A boa retórica do discurso na posse dos novos ministros não encobre o ato falho do presidente em exercício. E não adianta compensar a omissão com cargos nos segundo e terceiros escalões. Ok, eles são bem-vindos, mas não são suficientes e a mancha vai permanecer.
Num momento em que mulheres e negros lutam por ações positivas para conquistar mais espaço na sociedade, tentando isonomia de oportunidades e menos preconceito, o presidente em exercício de um país combalido, insolvente e carente por justiça dá uma pisada na bola em seu pontapé inicial de gestão. Tropeçou de cara. E está longe de marcar um gol.
Será mesmo que ele acredita que o modelo ideal de mulher seja mesmo uma bela loira, jovem, recatada e do lar?






terça-feira, 3 de maio de 2016

Tão bonzinhos!

Os tucanos não surpreendem. Tentam se fazer de bonzinhos. Muitos apostavam que o PSDB iria ficar em cima do muro assistindo à inviabilização do provável futuro governo Temer, mas  eis que o ex-presidente Fernando Henrique Cardoso defende que o partido assuma os riscos do impeachment que ajudou a construir. Diz que, neste momento, é preciso solidariedade. Aécio Neves emenda afirmando que o partido prefere o risco à omissão.
A curto prazo, o PSDB pode estar de olho nos espaços nobres no novo governo. A longo prazo, a conta dessa investida é uma incógnita.

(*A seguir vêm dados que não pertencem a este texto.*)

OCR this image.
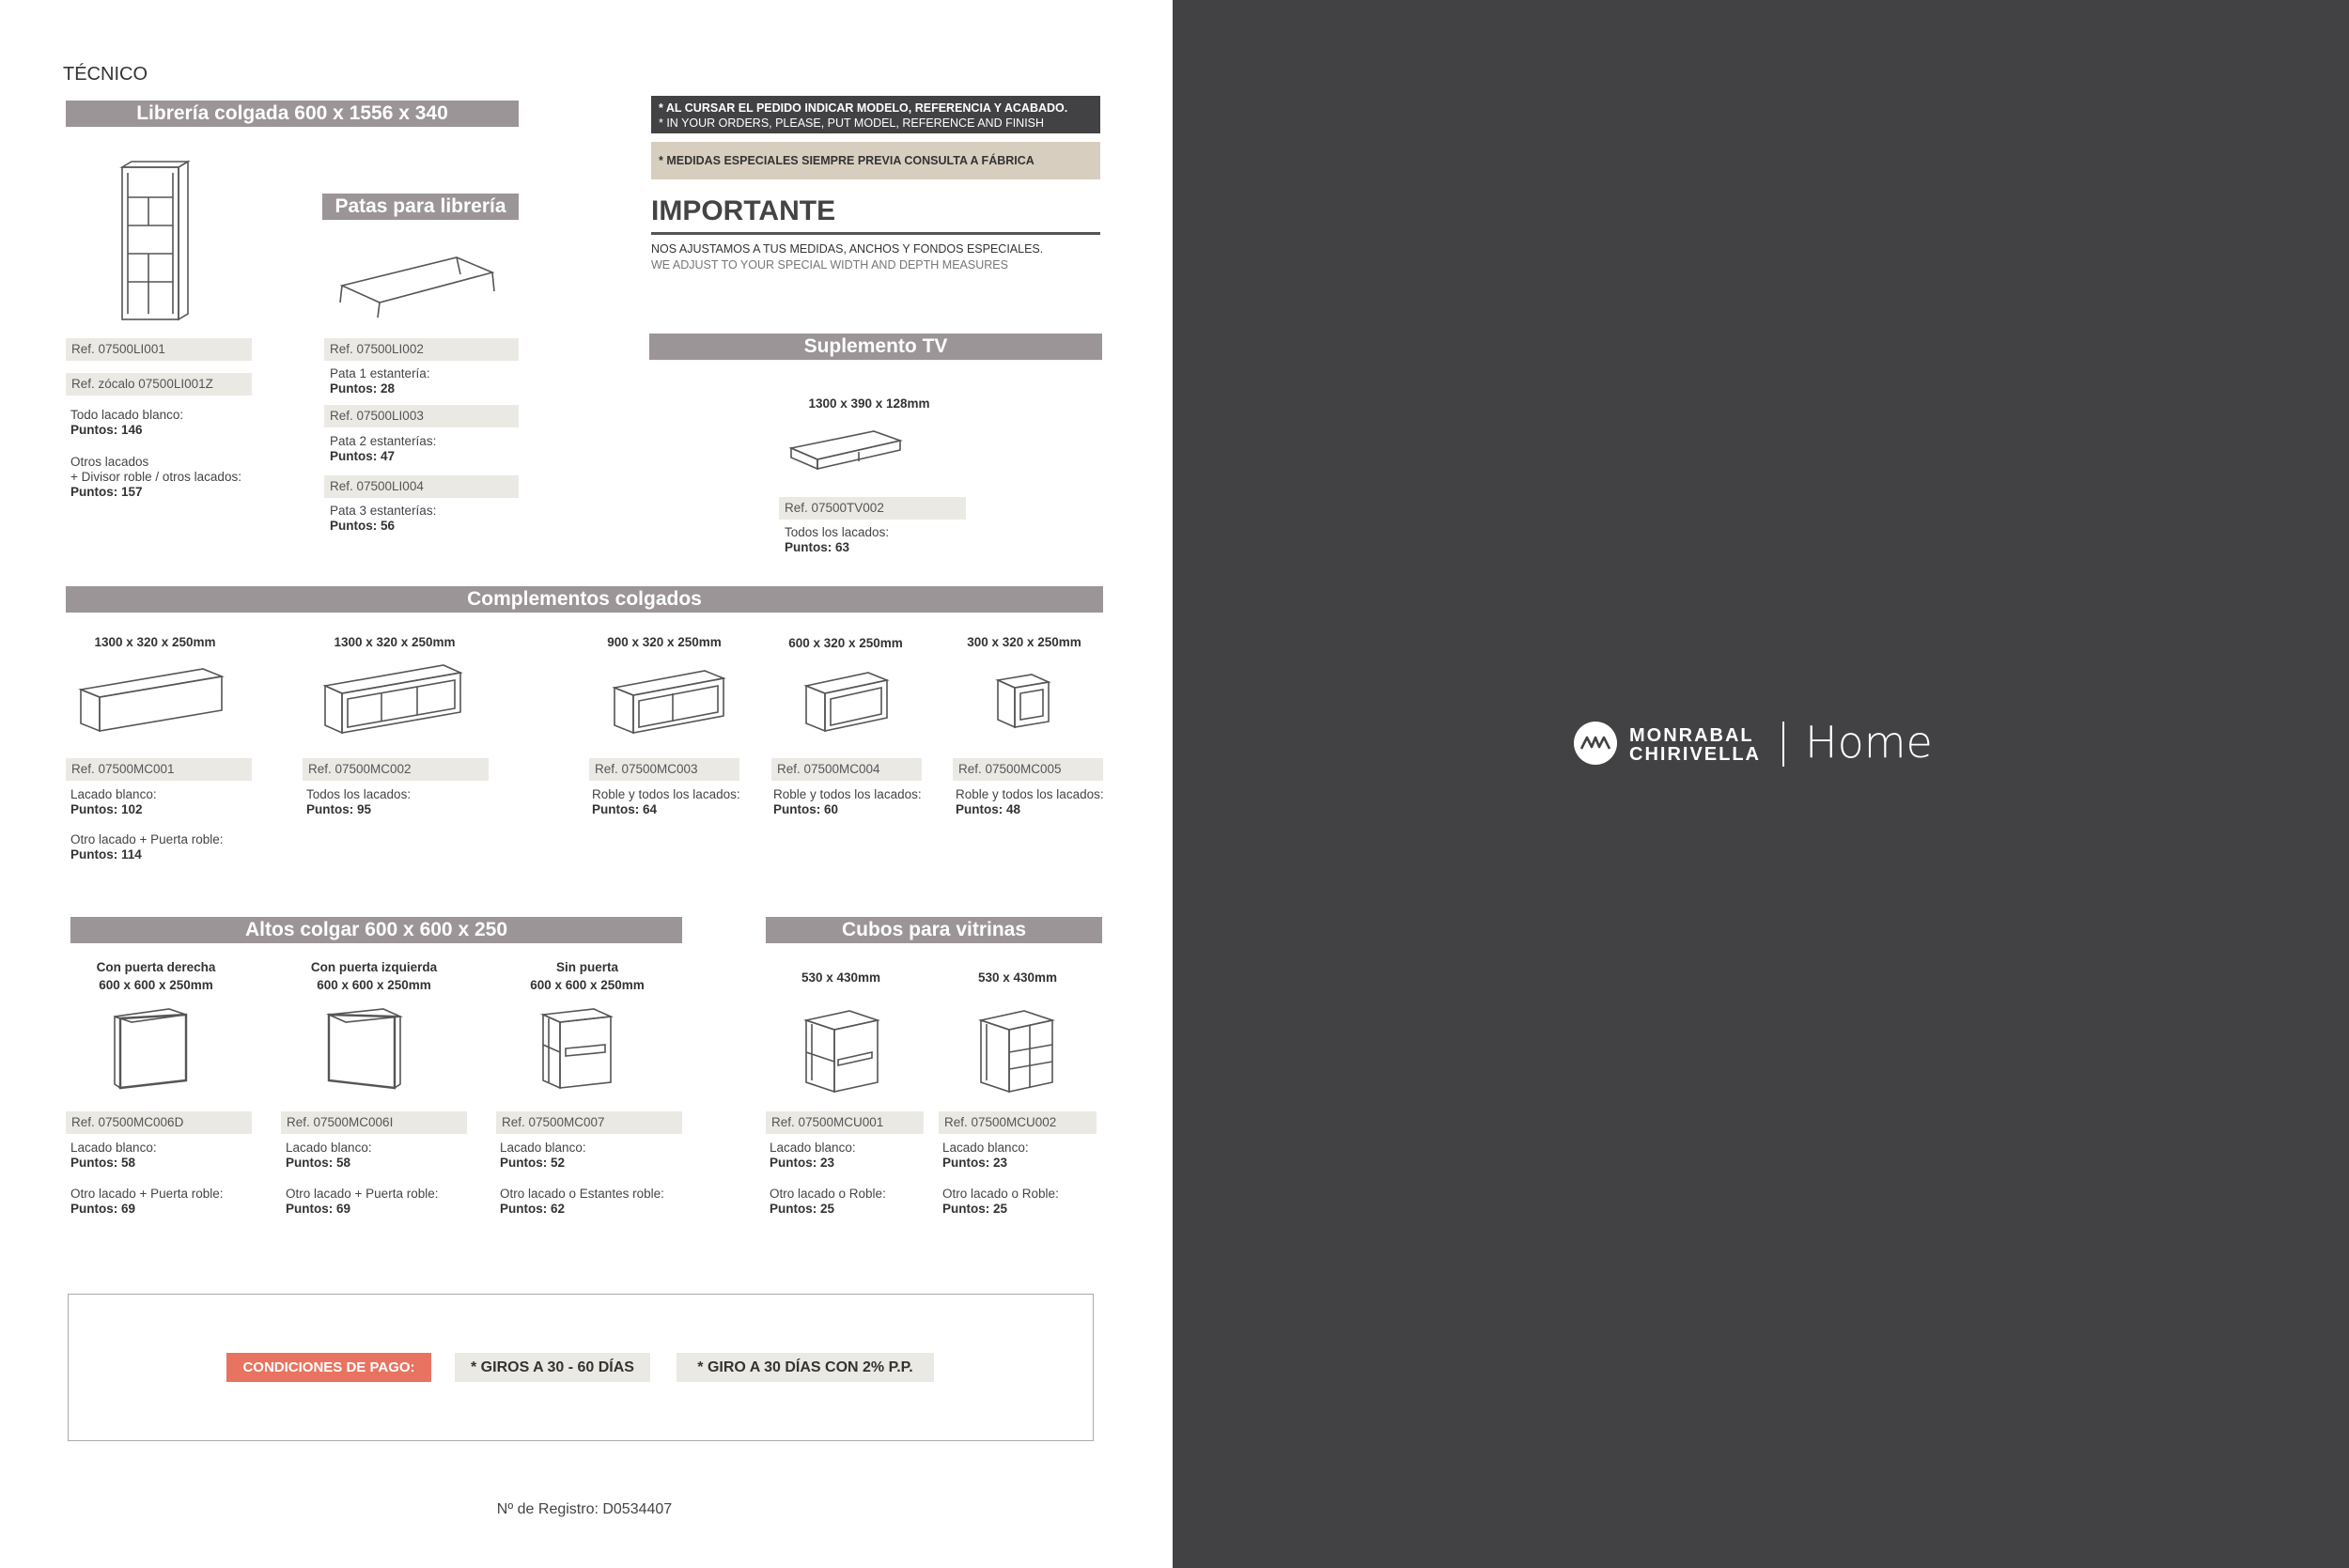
TÉCNICO
Librería colgada 600 x 1556 x 340
Ref. 07500LI001
Ref. zócalo 07500LI001Z
Todo lacado blanco:
Puntos: 146
Otros lacados
+ Divisor roble / otros lacados:
Puntos: 157
Patas para librería
Ref. 07500LI002
Pata 1 estantería:
Puntos: 28
Ref. 07500LI003
Pata 2 estanterías:
Puntos: 47
Ref. 07500LI004
Pata 3 estanterías:
Puntos: 56
* AL CURSAR EL PEDIDO INDICAR MODELO, REFERENCIA Y ACABADO.
* IN YOUR ORDERS, PLEASE, PUT MODEL, REFERENCE AND FINISH
* MEDIDAS ESPECIALES SIEMPRE PREVIA CONSULTA A FÁBRICA
IMPORTANTE
NOS AJUSTAMOS A TUS MEDIDAS, ANCHOS Y FONDOS ESPECIALES.
WE ADJUST TO YOUR SPECIAL WIDTH AND DEPTH MEASURES
Suplemento TV
1300 x 390 x 128mm
Ref. 07500TV002
Todos los lacados:
Puntos: 63
Complementos colgados
1300 x 320 x 250mm
Ref. 07500MC001
Lacado blanco:
Puntos: 102
Otro lacado + Puerta roble:
Puntos: 114
1300 x 320 x 250mm
Ref. 07500MC002
Todos los lacados:
Puntos: 95
900 x 320 x 250mm
Ref. 07500MC003
Roble y todos los lacados:
Puntos: 64
600 x 320 x 250mm
Ref. 07500MC004
Roble y todos los lacados:
Puntos: 60
300 x 320 x 250mm
Ref. 07500MC005
Roble y todos los lacados:
Puntos: 48
Altos colgar 600 x 600 x 250
Con puerta derecha
600 x 600 x 250mm
Ref. 07500MC006D
Lacado blanco:
Puntos: 58
Otro lacado + Puerta roble:
Puntos: 69
Con puerta izquierda
600 x 600 x 250mm
Ref. 07500MC006I
Lacado blanco:
Puntos: 58
Otro lacado + Puerta roble:
Puntos: 69
Sin puerta
600 x 600 x 250mm
Ref. 07500MC007
Lacado blanco:
Puntos: 52
Otro lacado o Estantes roble:
Puntos: 62
Cubos para vitrinas
530 x 430mm
Ref. 07500MCU001
Lacado blanco:
Puntos: 23
Otro lacado o Roble:
Puntos: 25
530 x 430mm
Ref. 07500MCU002
Lacado blanco:
Puntos: 23
Otro lacado o Roble:
Puntos: 25
CONDICIONES DE PAGO:	* GIROS A 30 - 60 DÍAS	* GIRO A 30 DÍAS CON 2% P.P.
Nº de Registro: D0534407
MONRABAL
CHIRIVELLA Home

Nada aponta para uma reviravolta na economia e muito menos na imagem externa do Brasil, apesar do futuro presidente sinalizar que concentrará esforços na retomada da credibilidade do país junto aos investidores estrangeiros. Mas, a depender dos esforços, o cenário pode se tornar menos tumultuado. Vale o otimismo.
O PMDB e seus aliados terão pela frente a árdua tarefa de devolver ao país uma imagem satisfatória para brasileiros e capital externo. A retomada do crescimento, após sucessivas e preocupantes quedas do PIB, alta de preços, desemprego assustador e impostos nas alturas, não será nada indolor. Os anos de mascaramento de números, o que se configura estelionato eleitoral, vão exigir novos sacrifícios.
Os gastos públicos terão que ser contidos. O governo brasileiro gasta muito e de forma errada. Gastos públicos são necessários para a economia e bem-estar social, quando bem aplicados. Mas um estudo do banco Credit Suisse que analisa o patamar das despesas do governo de diferentes países aponta que nossos gastos são altos e ineficientes. Ou seja, além de não ajudar em nada, ainda agrava a crise. O Brasil, segundo esse estudo, é o 28º entre 39 países em eficiência dos gastos públicos. E o mais grave: a pior situação está justamente nos gastos com saúde e educação.
É neste cenário que PMDB e PSDB unirão esforços para o que os tucanos chamam de “governo de emergência”. Se os resultados forem positivos, embora ninguém espere mágica, ponto para os dois partidos.
Vale dizer também que o risco do PSDB é bem calculado. Se realmente Temer levar à frente a ideia de acabar com a reeleição, os tucanos estarão na linha de frente da sucessão.
Por ora, serão coadjuvantes de luxo. No futuro, prováveis protagonistas.